Джон не принимал участия в моей беседе с шофером и в изучении генеалогии пассажиров грузовика. Позднее, когда страсти улеглись, он подошел к машине и обнаружил что-то чрезвычайно забавное. Над фронтовым стеклом большими неровными белыми буквами было выведено: «Счастливого пути. Виктория – Кумба». Джону показалось смешным, что грузовик с такой милой надписью мог опоздать на три с половиной часа. Только значительно позже мы поняли, какой насмешкой звучала надпись на машине. Выехали мы в двенадцать часов и пронеслись по улицам Виктории, поднимая тучи пыли и распугивая цыплят; мотор мужественно гудел, стремясь оправдать доброе имя машины.
Почти сразу же после выезда из Виктории дорога мягкими петлями идет на подъем среди бесконечных пальмовых плантаций. Так мы проехали около десяти миль, куря сигареты и с нетерпением ожидая появления настоящего леса. Вдруг мотор чихнул, выправился, снова чихнул и медленно, как бы извиняясь, заглох. Машина плавно остановилась.
– Стоянка номер один, – сказал Джон, глядя на тянущиеся по обе стороны дороги бесконечные ровные ряды пальм, листья которых тихо шептались на легком ветру.
Все собрались около мотора, кричали наперебой и, обжигая пальцы, показывали друг другу, в каком месте обнаружена неисправность. Примерно через полчаса разобранный мотор валялся на дороге, а четыре человека лежали под машиной и громко разговаривали.
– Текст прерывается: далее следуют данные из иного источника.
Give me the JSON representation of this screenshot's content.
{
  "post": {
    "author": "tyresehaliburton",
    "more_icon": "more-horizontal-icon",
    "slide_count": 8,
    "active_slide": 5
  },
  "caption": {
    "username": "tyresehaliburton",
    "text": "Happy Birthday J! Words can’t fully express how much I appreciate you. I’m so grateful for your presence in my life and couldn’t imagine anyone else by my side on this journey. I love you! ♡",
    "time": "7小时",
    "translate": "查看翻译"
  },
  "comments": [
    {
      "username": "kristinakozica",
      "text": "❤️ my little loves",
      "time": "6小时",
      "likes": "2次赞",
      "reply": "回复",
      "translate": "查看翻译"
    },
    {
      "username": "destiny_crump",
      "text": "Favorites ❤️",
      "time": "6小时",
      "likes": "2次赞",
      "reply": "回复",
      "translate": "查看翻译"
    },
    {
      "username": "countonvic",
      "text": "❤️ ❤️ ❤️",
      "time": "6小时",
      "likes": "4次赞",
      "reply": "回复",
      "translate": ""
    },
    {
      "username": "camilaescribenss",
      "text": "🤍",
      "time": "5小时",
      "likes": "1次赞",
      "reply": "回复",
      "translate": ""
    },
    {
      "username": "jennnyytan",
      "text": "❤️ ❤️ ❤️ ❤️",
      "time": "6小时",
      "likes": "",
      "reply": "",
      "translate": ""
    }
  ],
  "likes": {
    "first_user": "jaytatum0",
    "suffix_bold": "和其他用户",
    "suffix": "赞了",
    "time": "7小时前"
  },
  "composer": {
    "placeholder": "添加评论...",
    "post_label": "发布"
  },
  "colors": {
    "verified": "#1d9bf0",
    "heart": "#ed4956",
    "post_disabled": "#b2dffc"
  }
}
Я начал всерьез беспокоиться, что эта скучная пальмовая роща действительно окажется нашей первой стоянкой. Я предложил Джону пойти пока пешком. Он посмотрел на разбросанные части мотора, на торчащие из-под машины черные ноги и вздохнул:
– Да, думаю, что можно идти. Если все будет благополучно, машина догонит нас раньше, чем мы дойдем до Мамфе.
Мы пошли, но по-прежнему нам было очень скучно. В листве пальм почти не водились птицы, мало было и насекомых в запыленной придорожной поросли. Вскоре грузовик нас догнал, члены его экипажа радостно улыбались, громко выражая свой восторг.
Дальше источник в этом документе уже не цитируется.